Wednesday, June 11, 2008

Experts to gauge cyclone survivors' needs

Boston June 11, 2008


RANGOON, Burma - Hundreds of experts began assessing the needs of cyclone victims yesterday as the country's military junta finally gave them access five weeks after the disaster.

But that improved access was undermined by reports the isolationist government had arrested 18 survivors who were on their way to the United Nations office in the commercial capital of Rangoon to plead for help.

Some 250 experts from the UN, the Burmese government, and Southeast Asian nations headed into the Irrawaddy delta on trucks, boat and helicopters for a village-by-village survey, the United Nations said.

Over 10 days, they will determine how much food, clean water, and temporary shelter the 2.4 million survivors need along with the cost of rebuilding houses and schools and reviving the agrarian economy.

"It has taken quite a long time but this shows the government is on board by its commitment to facilitate the relief operation and the scaling up that people are asking for," said Amanda Pitt, a UN spokeswoman in Bangkok.

The United Nations estimates more than 1 million of the storm's survivors, mostly in the delta, still need help. Cyclone Nargis killed more than 78,000 people in impoverished Burma.

The information collected will be released in a report next month by the Association of Southeast Asian Nations and should motivate more countries to donate to the relief operation, Pitt said.

"Many donors said they were ready and willing to provide funding for relief operations and logistics but they wanted more access and more comprehensive assessments," she said.

The ruling junta has been sharply criticized by foreign governments and aid agencies for its ineptness in handling the disaster. It also has come under fire particularly for forcing survivors from camps and allegedly dumping them in their destroyed villages.

Authorities detained 18 women and children yesterday as they walked to UN offices to complain about not receiving any government assistance, according to an official who refused to be identified for fear of retaliation by the leadership.

The group from Dagon township on the outskirts of Rangoon was bundled into a waiting police car and remained in detention, witnesses said.

Pitt said she was unaware of the arrests.

The criticism of the junta's aid effort comes on top of longstanding concerns about its poor record on human rights, including its detention of Nobel Peace Prize laureate and pro-democracy leader Aung San Suu Kyi.
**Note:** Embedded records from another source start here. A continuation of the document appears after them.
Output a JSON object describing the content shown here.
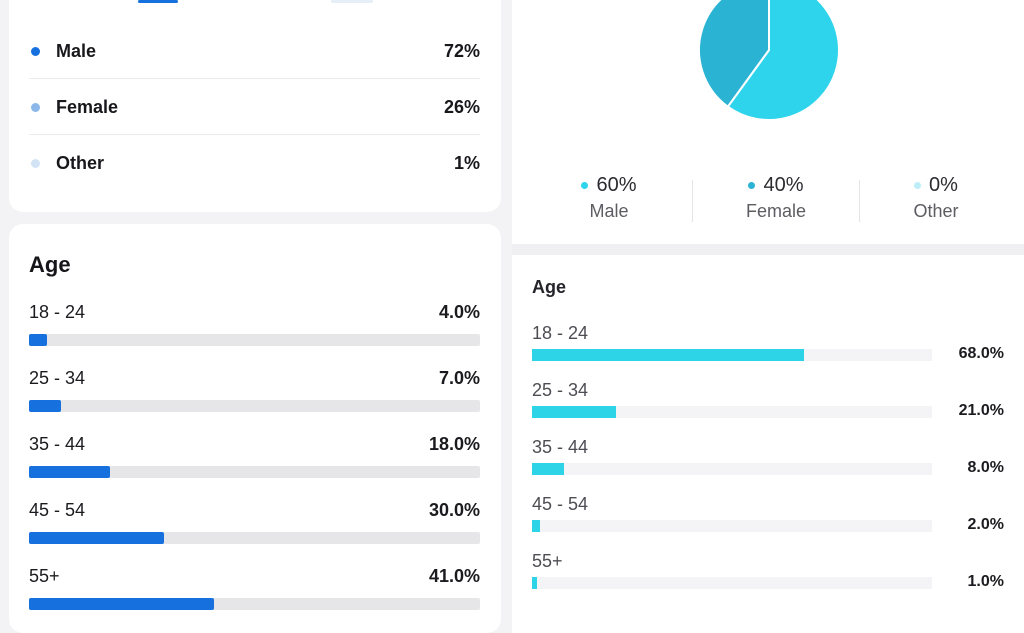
{
  "left": {
    "gender": {
      "items": [
        {
          "label": "Male",
          "value": "72%",
          "color": "#1670dd"
        },
        {
          "label": "Female",
          "value": "26%",
          "color": "#8bb7ea"
        },
        {
          "label": "Other",
          "value": "1%",
          "color": "#d3e3f6"
        }
      ]
    },
    "age": {
      "title": "Age",
      "rows": [
        {
          "range": "18 - 24",
          "value": "4.0%",
          "fraction": 0.04
        },
        {
          "range": "25 - 34",
          "value": "7.0%",
          "fraction": 0.07
        },
        {
          "range": "35 - 44",
          "value": "18.0%",
          "fraction": 0.18
        },
        {
          "range": "45 - 54",
          "value": "30.0%",
          "fraction": 0.3
        },
        {
          "range": "55+",
          "value": "41.0%",
          "fraction": 0.41
        }
      ]
    }
  },
  "right": {
    "gender": {
      "pie": [
        {
          "name": "Male",
          "value": 60,
          "color": "#2dd4ec"
        },
        {
          "name": "Female",
          "value": 40,
          "color": "#2bb3d3"
        },
        {
          "name": "Other",
          "value": 0,
          "color": "#bdeef7"
        }
      ],
      "legend": [
        {
          "percent": "60%",
          "label": "Male",
          "color": "#2dd4ec"
        },
        {
          "percent": "40%",
          "label": "Female",
          "color": "#2bb3d3"
        },
        {
          "percent": "0%",
          "label": "Other",
          "color": "#bdeef7"
        }
      ]
    },
    "age": {
      "title": "Age",
      "rows": [
        {
          "range": "18 - 24",
          "value": "68.0%",
          "fraction": 0.68
        },
        {
          "range": "25 - 34",
          "value": "21.0%",
          "fraction": 0.21
        },
        {
          "range": "35 - 44",
          "value": "8.0%",
          "fraction": 0.08
        },
        {
          "range": "45 - 54",
          "value": "2.0%",
          "fraction": 0.02
        },
        {
          "range": "55+",
          "value": "1.0%",
          "fraction": 0.01
        }
      ]
    }
  }
}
Yesterday, the junta released 15 members of Suu Kyi's party who were detained last month for demanding her freedom, a party spokesman said.
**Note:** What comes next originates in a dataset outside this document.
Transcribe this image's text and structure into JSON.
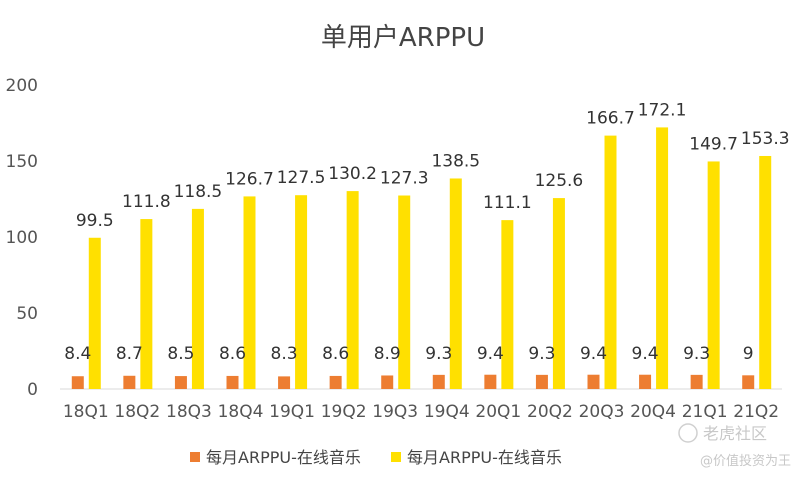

Suu Kyi has been held under house arrest for more than 12 of the past 18 years. Last month, the government extended her detention by another year.

The European Union's envoy to Burma, Piero Fassino, said yesterday that the focus on humanitarian aid for cyclone victims "cannot sideline the importance of political problems that are still there."

Repeated attacks on the junta's rights record have fueled an intense xenophobia among the generals. That suspicion of foreigners has contributed to the junta barring most international aid groups from the delta until now and rebuffing offers from the US military to help in the relief effort.

The country's top leader, Senior General Than Shwe, promised UN Secretary Secretary-General Ban Ki-moon last month that he would improve access but until now only a trickle of foreign aid workers and relief supplies had reached survivors.